Mushrooms are a unique ingredient that can be used in many different ways. We tend to limit our options by only using a certain kind, white mushrooms. Although they are the most harvested, other mushrooms such as the Portobellos, the Morel, and the Bolete can also be used in the kitchen. Out of all of these the Portobello mushrooms are my favorite. Due to their large size you can cook them in a unique way. Instead of cutting them into little pieces you can turn the full mushroom over and use it as bowl by stuffing other food inside.
PORTOBELLO MUSHROOMS: Contain a moderately high amount of fiber. Fibers helps control cholesterol and blood-sugar levels.
• portobello mushrooms
• organic chicken breast
• shredded mozzarella cheese
• 1-3 oranges depending on how much chicken you use
• salt, pepper and mixed spices
Start by sprinkling the salt, pepper, and mixed spices onto the chicken breast. Then marinate it in the orange juice for at least 2 hours.

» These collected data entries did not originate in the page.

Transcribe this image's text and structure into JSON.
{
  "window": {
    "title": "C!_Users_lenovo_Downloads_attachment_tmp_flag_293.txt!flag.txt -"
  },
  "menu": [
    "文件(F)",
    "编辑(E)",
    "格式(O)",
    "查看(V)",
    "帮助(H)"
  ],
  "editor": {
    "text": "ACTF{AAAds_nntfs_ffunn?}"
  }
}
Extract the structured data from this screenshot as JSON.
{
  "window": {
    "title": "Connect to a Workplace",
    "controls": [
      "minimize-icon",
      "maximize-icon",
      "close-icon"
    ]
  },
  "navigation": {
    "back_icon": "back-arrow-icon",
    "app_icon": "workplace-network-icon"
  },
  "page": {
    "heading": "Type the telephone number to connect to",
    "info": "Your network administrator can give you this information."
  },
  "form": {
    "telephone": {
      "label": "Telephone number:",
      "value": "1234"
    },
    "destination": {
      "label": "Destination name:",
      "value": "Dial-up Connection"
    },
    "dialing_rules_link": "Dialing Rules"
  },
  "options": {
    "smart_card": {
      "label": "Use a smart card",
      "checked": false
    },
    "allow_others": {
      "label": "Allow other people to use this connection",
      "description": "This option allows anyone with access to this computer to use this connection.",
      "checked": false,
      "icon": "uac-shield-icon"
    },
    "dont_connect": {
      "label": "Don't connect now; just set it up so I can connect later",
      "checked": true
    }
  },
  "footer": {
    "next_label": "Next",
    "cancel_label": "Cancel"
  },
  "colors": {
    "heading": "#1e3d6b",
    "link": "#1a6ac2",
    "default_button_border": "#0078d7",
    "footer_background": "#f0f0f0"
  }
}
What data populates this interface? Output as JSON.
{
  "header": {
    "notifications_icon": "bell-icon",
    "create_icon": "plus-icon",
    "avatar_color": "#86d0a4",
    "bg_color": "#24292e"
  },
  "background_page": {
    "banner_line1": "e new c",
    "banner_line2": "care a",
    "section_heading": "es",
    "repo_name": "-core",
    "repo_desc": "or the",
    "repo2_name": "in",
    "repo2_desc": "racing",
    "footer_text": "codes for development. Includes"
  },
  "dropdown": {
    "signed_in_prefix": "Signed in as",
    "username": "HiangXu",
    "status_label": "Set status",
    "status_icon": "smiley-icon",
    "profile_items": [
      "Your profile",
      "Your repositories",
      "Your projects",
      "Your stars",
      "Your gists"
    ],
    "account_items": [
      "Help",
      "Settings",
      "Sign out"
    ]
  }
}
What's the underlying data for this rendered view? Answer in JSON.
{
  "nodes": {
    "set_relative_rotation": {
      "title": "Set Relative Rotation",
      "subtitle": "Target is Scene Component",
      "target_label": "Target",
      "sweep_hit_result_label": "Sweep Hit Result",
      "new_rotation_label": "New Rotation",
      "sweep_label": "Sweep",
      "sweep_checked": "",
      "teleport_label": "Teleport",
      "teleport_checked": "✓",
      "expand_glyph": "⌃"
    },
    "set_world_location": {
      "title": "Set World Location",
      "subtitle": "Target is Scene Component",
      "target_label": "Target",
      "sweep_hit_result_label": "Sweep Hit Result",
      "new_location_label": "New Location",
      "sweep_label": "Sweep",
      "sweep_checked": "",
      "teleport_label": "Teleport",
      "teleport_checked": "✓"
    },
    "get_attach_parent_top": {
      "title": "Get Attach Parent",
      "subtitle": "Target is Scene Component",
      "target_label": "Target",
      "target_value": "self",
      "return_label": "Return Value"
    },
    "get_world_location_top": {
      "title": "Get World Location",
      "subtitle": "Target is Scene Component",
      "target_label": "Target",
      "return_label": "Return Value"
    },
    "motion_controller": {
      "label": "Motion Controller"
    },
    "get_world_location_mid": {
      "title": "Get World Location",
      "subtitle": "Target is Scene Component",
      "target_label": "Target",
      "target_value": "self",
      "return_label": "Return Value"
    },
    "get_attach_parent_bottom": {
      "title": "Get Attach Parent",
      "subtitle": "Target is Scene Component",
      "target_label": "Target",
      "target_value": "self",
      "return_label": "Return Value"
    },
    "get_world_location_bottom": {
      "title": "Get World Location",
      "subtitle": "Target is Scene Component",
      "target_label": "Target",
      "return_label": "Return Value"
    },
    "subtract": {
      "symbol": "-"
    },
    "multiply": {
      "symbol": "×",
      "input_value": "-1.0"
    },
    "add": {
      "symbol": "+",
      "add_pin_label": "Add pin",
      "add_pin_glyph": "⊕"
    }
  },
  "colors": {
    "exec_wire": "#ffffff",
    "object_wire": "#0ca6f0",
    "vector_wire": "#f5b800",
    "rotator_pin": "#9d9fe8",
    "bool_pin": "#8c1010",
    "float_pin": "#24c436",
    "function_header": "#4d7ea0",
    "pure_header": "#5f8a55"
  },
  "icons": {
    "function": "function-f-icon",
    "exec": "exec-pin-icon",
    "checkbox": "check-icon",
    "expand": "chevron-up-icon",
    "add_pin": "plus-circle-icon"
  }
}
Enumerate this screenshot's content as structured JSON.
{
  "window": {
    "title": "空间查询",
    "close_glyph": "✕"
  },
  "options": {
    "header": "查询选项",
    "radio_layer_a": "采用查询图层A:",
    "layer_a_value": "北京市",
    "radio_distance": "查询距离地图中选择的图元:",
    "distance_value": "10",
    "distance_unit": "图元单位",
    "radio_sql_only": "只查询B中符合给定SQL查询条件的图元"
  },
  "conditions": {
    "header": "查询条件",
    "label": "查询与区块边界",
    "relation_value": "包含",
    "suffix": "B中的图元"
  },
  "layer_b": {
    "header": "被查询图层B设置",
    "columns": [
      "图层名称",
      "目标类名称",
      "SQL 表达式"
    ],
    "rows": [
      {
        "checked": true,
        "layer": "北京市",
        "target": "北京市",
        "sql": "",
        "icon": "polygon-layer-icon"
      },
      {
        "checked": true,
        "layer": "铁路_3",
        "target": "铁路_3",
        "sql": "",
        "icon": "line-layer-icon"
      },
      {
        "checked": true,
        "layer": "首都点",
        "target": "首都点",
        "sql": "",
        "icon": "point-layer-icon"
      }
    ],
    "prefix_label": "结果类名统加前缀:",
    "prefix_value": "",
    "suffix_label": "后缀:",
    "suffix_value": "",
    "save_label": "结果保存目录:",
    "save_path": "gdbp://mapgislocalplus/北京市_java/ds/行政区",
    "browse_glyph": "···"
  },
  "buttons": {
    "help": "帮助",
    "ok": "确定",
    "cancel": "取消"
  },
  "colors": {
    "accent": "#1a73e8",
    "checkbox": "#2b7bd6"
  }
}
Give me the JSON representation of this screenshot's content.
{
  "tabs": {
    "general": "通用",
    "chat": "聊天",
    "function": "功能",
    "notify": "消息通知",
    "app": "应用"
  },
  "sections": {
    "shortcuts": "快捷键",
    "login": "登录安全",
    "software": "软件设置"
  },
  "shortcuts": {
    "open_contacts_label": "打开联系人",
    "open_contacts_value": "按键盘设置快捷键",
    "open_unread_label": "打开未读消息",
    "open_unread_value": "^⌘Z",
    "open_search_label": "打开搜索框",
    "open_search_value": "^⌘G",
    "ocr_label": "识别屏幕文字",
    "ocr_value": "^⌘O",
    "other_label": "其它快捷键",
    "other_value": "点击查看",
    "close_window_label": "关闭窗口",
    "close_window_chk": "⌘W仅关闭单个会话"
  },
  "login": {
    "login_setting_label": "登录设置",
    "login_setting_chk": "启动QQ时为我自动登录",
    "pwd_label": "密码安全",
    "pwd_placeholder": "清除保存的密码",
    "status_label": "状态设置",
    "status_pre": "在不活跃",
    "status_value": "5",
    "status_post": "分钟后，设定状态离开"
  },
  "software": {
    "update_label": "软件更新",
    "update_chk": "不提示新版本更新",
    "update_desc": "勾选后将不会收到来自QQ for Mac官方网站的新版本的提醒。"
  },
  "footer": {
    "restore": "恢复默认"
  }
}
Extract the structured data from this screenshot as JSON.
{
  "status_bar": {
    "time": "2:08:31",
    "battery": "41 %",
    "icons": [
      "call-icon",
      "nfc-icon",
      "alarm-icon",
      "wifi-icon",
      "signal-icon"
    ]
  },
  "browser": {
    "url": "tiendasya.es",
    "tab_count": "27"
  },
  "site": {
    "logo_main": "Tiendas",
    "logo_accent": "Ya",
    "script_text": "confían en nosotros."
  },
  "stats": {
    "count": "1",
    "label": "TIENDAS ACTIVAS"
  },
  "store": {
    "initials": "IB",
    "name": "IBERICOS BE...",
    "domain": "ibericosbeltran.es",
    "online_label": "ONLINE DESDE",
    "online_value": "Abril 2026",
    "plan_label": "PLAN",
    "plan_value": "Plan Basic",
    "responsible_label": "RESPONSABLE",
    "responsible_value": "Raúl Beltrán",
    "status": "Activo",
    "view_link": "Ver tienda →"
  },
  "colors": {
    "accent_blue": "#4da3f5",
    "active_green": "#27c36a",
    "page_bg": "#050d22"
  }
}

While the chicken is marinating wash and cut the stem of the mushroom. Once the chicken is finished marinating, grill it for 10-15 min or until it is fully cooked. Once the chicken is fully cooked cut it into small cubes and stuff the portobello with it. Then sprinkle some shredded mozzarella on top.
Next, grill the mushroom until it is cooked and serve with whatever side you desire. I served mine with a side of salad and topped my mushroom with a mango salsa I bought in Whole Foods Market.